2) model-learning set: training set (80% of 5636 data samples) and validation set (20% of 5636 data samples).

In [4]:
#------ held_out_positions: the positions we want to put into HOS
#------ input_file: the extracted csv file
#------ hos_file: the file name of HOS 
#------ training_file: the file name of training set
#------ validation_file: the file name of validation set

def get_hos_mls(held_out_positions, input_file, hos_file, training_file, validation_file):

    org_combined_df = pd.read_csv(input_file)
    unique_y = org_combined_df['y'].unique()
    
    
    #-First, divide the whole dataset into Held-out set (HOS) and Model-learning set (MLS)
    
    hos_df = org_combined_df[org_combined_df['y'].isin(held_out_positions)]
    mls_df = pd.concat([org_combined_df,hos_df]).drop_duplicates(keep=False)
    
    
    #-Second, split Model-learning set (MLS) into training set and validation set
    #-To ensure the training set and validation have the same distribution, we do stratify splitting.
    training_df, validation_df = train_test_split(mls_df, test_size = 0.2, random_state = 42,stratify=mls_df['y'])
    
    #-Save our dataset
    hos_df.to_csv(hos_file, index=False)
    training_df.to_csv(training_file, index=False)
    validation_df.to_csv(validation_file, index=False)
    
    print('We have {} data samples in HOS'.format(len(hos_df)))
    print('We have {} data samples in Training set'.format(len(training_df)))
    print('We have {} data samples in Validation set'.format(len(validation_df)))
    print('')
    print('')
    print('>>> Congrats!

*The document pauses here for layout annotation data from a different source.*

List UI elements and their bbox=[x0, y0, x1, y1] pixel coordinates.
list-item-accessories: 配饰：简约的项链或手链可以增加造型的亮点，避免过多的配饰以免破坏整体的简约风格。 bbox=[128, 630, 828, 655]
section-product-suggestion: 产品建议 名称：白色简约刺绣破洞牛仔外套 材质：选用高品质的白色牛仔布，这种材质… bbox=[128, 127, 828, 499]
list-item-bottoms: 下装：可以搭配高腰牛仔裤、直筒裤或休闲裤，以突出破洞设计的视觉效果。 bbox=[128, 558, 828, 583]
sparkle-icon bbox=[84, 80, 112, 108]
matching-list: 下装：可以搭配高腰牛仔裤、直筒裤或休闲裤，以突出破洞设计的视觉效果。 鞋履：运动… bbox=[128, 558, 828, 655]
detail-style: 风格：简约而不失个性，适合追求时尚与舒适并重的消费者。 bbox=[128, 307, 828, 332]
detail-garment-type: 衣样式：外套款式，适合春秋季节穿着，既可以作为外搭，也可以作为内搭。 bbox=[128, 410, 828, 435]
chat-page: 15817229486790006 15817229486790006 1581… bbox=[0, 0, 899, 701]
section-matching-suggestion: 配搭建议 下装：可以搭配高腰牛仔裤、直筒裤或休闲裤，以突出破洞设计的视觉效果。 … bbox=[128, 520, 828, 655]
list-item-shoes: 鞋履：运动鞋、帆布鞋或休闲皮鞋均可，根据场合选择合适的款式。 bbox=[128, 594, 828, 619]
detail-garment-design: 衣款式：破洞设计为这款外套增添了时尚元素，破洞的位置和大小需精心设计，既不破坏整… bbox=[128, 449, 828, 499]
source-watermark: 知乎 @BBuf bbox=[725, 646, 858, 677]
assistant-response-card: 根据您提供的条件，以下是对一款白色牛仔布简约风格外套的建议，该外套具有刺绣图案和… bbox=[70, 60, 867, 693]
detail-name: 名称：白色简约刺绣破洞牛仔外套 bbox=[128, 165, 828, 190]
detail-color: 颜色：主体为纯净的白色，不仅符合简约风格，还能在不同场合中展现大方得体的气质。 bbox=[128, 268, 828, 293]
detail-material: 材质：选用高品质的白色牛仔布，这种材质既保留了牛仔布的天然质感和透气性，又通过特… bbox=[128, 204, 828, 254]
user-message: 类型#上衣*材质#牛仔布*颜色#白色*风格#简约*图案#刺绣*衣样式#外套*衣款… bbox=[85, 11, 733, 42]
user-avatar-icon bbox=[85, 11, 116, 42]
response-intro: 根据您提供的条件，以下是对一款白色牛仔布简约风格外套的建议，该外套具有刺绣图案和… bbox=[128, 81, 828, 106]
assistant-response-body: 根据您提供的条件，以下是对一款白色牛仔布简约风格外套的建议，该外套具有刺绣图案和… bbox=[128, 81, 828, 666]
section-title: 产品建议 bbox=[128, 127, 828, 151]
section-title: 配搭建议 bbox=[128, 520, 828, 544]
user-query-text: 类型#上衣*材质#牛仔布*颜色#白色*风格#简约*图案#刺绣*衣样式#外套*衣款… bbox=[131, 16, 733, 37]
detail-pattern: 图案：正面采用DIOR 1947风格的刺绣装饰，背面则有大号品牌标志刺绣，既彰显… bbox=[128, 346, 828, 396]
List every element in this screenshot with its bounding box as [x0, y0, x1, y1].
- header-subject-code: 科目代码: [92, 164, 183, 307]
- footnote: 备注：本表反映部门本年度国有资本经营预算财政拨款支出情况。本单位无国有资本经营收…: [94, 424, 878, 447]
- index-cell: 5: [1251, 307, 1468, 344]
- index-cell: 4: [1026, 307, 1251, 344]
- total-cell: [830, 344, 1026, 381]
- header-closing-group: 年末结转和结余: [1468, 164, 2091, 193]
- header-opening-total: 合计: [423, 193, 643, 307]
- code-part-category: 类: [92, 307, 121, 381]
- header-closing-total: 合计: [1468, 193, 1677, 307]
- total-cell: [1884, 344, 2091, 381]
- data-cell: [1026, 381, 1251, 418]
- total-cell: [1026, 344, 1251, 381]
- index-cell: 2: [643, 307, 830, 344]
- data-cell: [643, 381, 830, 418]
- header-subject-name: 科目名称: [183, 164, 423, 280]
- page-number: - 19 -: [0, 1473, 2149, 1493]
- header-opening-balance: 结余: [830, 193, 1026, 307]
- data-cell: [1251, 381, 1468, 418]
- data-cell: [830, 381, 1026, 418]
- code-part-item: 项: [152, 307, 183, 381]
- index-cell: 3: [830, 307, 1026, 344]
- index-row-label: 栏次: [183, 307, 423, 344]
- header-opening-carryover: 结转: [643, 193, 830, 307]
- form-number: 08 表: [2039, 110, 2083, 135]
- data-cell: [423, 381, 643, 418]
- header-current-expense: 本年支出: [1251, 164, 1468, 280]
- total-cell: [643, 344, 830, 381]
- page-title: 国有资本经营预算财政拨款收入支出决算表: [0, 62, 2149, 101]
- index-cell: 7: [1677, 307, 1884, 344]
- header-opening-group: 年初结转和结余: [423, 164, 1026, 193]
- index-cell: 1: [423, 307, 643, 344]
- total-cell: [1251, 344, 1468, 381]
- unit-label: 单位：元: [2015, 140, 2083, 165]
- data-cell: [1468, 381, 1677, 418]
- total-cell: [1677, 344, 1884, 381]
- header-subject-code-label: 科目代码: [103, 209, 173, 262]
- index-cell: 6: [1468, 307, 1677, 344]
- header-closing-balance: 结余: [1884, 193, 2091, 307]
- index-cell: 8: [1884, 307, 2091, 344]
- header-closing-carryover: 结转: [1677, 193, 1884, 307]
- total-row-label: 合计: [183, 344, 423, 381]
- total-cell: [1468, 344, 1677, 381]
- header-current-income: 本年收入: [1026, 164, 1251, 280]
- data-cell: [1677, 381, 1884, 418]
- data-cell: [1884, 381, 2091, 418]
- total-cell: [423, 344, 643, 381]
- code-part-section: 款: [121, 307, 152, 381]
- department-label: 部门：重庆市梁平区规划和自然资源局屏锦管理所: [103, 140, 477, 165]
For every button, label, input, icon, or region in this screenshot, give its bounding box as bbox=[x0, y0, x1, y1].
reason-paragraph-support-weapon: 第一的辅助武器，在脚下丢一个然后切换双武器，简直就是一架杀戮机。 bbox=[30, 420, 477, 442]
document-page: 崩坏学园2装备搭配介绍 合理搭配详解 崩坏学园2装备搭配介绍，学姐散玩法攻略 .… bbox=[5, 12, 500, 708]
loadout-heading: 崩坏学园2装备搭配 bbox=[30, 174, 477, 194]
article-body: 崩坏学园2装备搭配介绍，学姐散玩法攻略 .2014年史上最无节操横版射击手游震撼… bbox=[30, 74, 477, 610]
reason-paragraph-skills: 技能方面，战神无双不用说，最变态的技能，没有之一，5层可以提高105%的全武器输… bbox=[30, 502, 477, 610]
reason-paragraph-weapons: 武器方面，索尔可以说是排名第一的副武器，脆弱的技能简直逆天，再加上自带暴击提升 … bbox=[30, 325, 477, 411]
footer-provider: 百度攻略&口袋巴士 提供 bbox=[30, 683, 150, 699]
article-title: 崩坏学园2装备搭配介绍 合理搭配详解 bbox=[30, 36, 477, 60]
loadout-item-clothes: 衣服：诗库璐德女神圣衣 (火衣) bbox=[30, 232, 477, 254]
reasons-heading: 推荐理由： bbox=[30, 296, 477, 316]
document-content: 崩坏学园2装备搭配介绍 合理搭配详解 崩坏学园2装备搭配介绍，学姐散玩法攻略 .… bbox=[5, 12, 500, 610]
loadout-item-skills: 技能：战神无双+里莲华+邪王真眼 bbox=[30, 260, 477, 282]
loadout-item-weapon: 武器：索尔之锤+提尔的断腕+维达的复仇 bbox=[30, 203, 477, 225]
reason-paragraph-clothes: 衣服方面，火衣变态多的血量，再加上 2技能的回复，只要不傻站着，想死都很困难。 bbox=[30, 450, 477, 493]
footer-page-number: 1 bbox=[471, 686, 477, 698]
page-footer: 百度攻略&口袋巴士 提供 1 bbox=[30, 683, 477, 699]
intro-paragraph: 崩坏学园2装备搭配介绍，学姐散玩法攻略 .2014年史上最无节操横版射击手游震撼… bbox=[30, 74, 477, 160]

Datasets have been saved successfully!')
      

Below, we start to run our code.

In [7]:
#------ Start to run ------#
if __name__ == '__main__':
    
    # create folder if not exists
    if not os.path.exists('dnn_dataset'):
        os.makedirs('dnn_dataset')
    else:
        print('There is no need to create it!')
        
    
    #-set up parameters
    input_file = 'processed_csv/processed_combined.csv'
    hos_file = 'dnn_dataset/hos.csv'
    training_file = 'dnn_dataset/training.csv'
    validation_file = 'dnn_dataset/validation.csv'
    held_out_positions = [-12.502, -29.5, -41.9]
    
    get_hos_mls(held_out_positions, input_file, hos_file, training_file, validation_file)

There is no need to create it!
We have 1515 data samples in HOS
We have 4508 data samples in Training set
We have 1128 data samples in Validation set


>>> Congrats! Datasets have been saved successfully!